Ask any lawyer who specializes in defamation law: It’s nearly impossible for a public figure to win a case. Here’s what the lawyer will tell you: You have a much higher bar than someone who isn’t considered a public figure.
Because you’re a public figure, you not only have to prove the statement was a lie, you have to also prove that the one who made the statement did so with malice or reckless disregard for the truth. Meeting that second bar is tricky. The U.S. Constitution rightly affords a great deal of latitude for Americans to freely speak their mind.
The lawyer will also tell you that the search for justice in court will likely take years and cost millions. And even if you win, the jury might not award you enough damages to make a dent in the attorney’s fees.
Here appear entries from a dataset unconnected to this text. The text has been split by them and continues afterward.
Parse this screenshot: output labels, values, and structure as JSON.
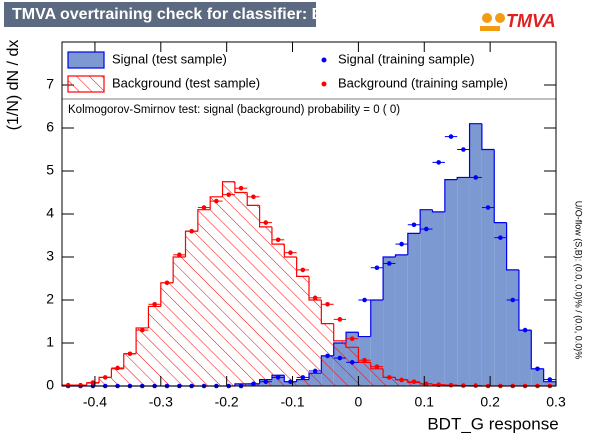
{
  "chart_data": {
    "type": "histogram",
    "title": "TMVA overtraining check for classifier: BDT_G",
    "logo": "TMVA",
    "x_label": "BDT_G response",
    "y_label": "(1/N) dN / dx",
    "annotation": "Kolmogorov-Smirnov test: signal (background) probability =     0 (    0)",
    "side_note": "U/O-flow (S,B): (0.0, 0.0)% / (0.0, 0.0)%",
    "bins": [
      -0.45,
      -0.43125,
      -0.4125,
      -0.39375,
      -0.375,
      -0.35625,
      -0.3375,
      -0.31875,
      -0.3,
      -0.28125,
      -0.2625,
      -0.24375,
      -0.225,
      -0.20625,
      -0.1875,
      -0.16875,
      -0.15,
      -0.13125,
      -0.1125,
      -0.09375,
      -0.075,
      -0.05625,
      -0.0375,
      -0.01875,
      0,
      0.01875,
      0.0375,
      0.05625,
      0.075,
      0.09375,
      0.1125,
      0.13125,
      0.15,
      0.16875,
      0.1875,
      0.20625,
      0.225,
      0.24375,
      0.2625,
      0.28125,
      0.3
    ],
    "xlim": [
      -0.45,
      0.3
    ],
    "xticks": [
      -0.4,
      -0.3,
      -0.2,
      -0.1,
      0,
      0.1,
      0.2,
      0.3
    ],
    "ylim": [
      0,
      8
    ],
    "yticks": [
      0,
      1,
      2,
      3,
      4,
      5,
      6,
      7
    ],
    "series": [
      {
        "name": "Signal (test sample)",
        "style": "filled",
        "color": "#0000ee",
        "fill": "#7d99d1",
        "values": [
          0,
          0,
          0,
          0,
          0,
          0,
          0,
          0,
          0,
          0,
          0,
          0,
          0,
          0,
          0.05,
          0.05,
          0.15,
          0.25,
          0.1,
          0.15,
          0.3,
          0.7,
          1.0,
          1.25,
          1.15,
          2.0,
          3.0,
          3.05,
          3.55,
          4.1,
          4.05,
          4.8,
          4.85,
          6.1,
          5.5,
          3.8,
          2.7,
          1.3,
          0.4,
          0.1
        ]
      },
      {
        "name": "Background (test sample)",
        "style": "hatched",
        "color": "#ff0000",
        "values": [
          0.02,
          0.02,
          0.07,
          0.2,
          0.4,
          0.75,
          1.35,
          1.85,
          2.4,
          3.0,
          3.6,
          4.1,
          4.4,
          4.75,
          4.5,
          4.2,
          3.7,
          3.3,
          3.0,
          2.55,
          2.0,
          1.45,
          1.05,
          0.9,
          0.55,
          0.4,
          0.2,
          0.15,
          0.08,
          0.05,
          0.03,
          0.02,
          0.01,
          0,
          0,
          0,
          0,
          0,
          0,
          0
        ]
      },
      {
        "name": "Signal (training sample)",
        "style": "points",
        "color": "#0000ff",
        "values": [
          0,
          0,
          0,
          0,
          0,
          0,
          0,
          0,
          0,
          0,
          0,
          0,
          0,
          0,
          0,
          0.05,
          0.1,
          0.2,
          0.1,
          0.2,
          0.35,
          0.7,
          0.65,
          0.55,
          2.0,
          2.75,
          2.85,
          3.3,
          3.75,
          3.65,
          5.2,
          5.8,
          5.5,
          4.85,
          4.15,
          3.45,
          2.0,
          1.3,
          0.4,
          0.15
        ]
      },
      {
        "name": "Background (training sample)",
        "style": "points",
        "color": "#ff0000",
        "values": [
          0.02,
          0.02,
          0.08,
          0.2,
          0.42,
          0.75,
          1.3,
          1.9,
          2.4,
          3.05,
          3.6,
          4.15,
          4.3,
          4.45,
          4.6,
          4.4,
          3.8,
          3.4,
          3.1,
          2.7,
          2.05,
          1.9,
          1.55,
          1.1,
          0.6,
          0.45,
          0.2,
          0.14,
          0.1,
          0.05,
          0.03,
          0.02,
          0.01,
          0.01,
          0,
          0,
          0,
          0,
          0,
          0
        ]
      }
    ]
  }
}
And, finally, the lawyer will tell you that no matter how good of a case you present, you still might end up losing, owing millions of dollars in legal fees, and possibly even be liable for the other side’s attorneys’ fees—which will also be in the millions of dollars.
You’re better off walking away.
Not many people have the time and money to do what they think is right.
The fact that mega-celebrity Johnny Depp won his case against his ex-wife actress, Amber Heard, is remarkable in many senses. First, Depp managed to meet the extremely high bar for proof. Second, Depp was fighting one of the most powerful narratives of our time and a media establishment that largely sided against him—early and often. Third, Depp unwittingly turned the table on the #MeToo narrative: he’s a man—and not just any man, but a powerful, famous man—who claimed abuse by a woman.
‘Me Too’ Backlash
The Depp verdict marks a seminal moment in the weaponization of the “Me Too” movement. Some tweeted out news of Depp’s win using the modified hashtag: #MenToo.Most people already knew that the suggestion that all “women are to be believed” at their first utterance of a “Me Too” accusation is as ludicrous as claiming that women never lie and men never tell the truth. Yet today’s propagandized internet and media environment have made it where even commonsense responses to ludicrous claims make people targets for bullying, attacks, cancellation, and harassment.
An eventual backlash was inevitable.
First came the obvious inconsistencies. It turned out some women were not believed by the very advocates who claimed “women were to be believed.” In practice, it depends on which side the woman is on. Likewise, facts ultimately proved that some women who were believed turned out to be blatantly lying.
And yet even now, the many in the media miss the point punctuated by the Depp verdict. They remain blinded by their zeal to twist the case to fit their narrative rather than admit that women are not always to be believed, some of them don’t tell the truth, and they—the media—got behind the wrong horse.
Quite the opposite. (Where have these people been for the past decade?)
Ironically, post-verdict, the Slate article still contains a defamatory statement. It accepts as if true, an assertion the jury rejected as false and defamatory: “While a jury deliberates on whether Heard slandered the actor when she wrote about her experience of domestic violence in an op-ed for The Washington Post ...”
The jury found that Heard did not experience domestic violence at the hands of Depp.
Even more egregious, The Washington Post published a note on the defamatory op-ed noting the jury verdict, but (at last check) left the defamatory headline unchanged: front and center.
Popular media analyses simply refuse to accept the possibility that Depp was the one telling the truth, after all—at least the way the jury saw it; that he had more evidence, better evidence, and a better case; that things were not as Heard and the media had portrayed them.
It’s important to note that Depp didn’t sue for the purpose of becoming the world’s most famous male victim of domestic abuse. He was defending himself against Heard’s defamatory claims of abuse, in an attempt to recover some of his reputation and marketability in a Hollywood stung by sex scandals and “Me Too” accusations.
Pendulum Swing?
It’s worth taking one step further back in this analysis. The Depp case is not only a turning point in a narrative that was weaponized and taken too far; it’s also a backlash against a steady diet of narratives, one-sided news reporting, and propaganda being forced down our throats on a minute-by-minute basis.A majority of the American public should not dictate over the minority. But neither should a fringe minority dictate over the majority. We have been under the tyranny of a vocal minority that’s too often guilty of the very behavior they claim to abhor: bullying and disinformation.
The Depp jury weighed the evidence and rejected what they—what we all—were told we had to believe. The Depp victory is not only a landmark case in the legal realm of defamation, but more importantly, it can also be seen as a turning point in well-funded and controlled efforts to manipulate public opinion and silence those who are off the narrative.
In that sense, we should all pay attention to the Depp verdict.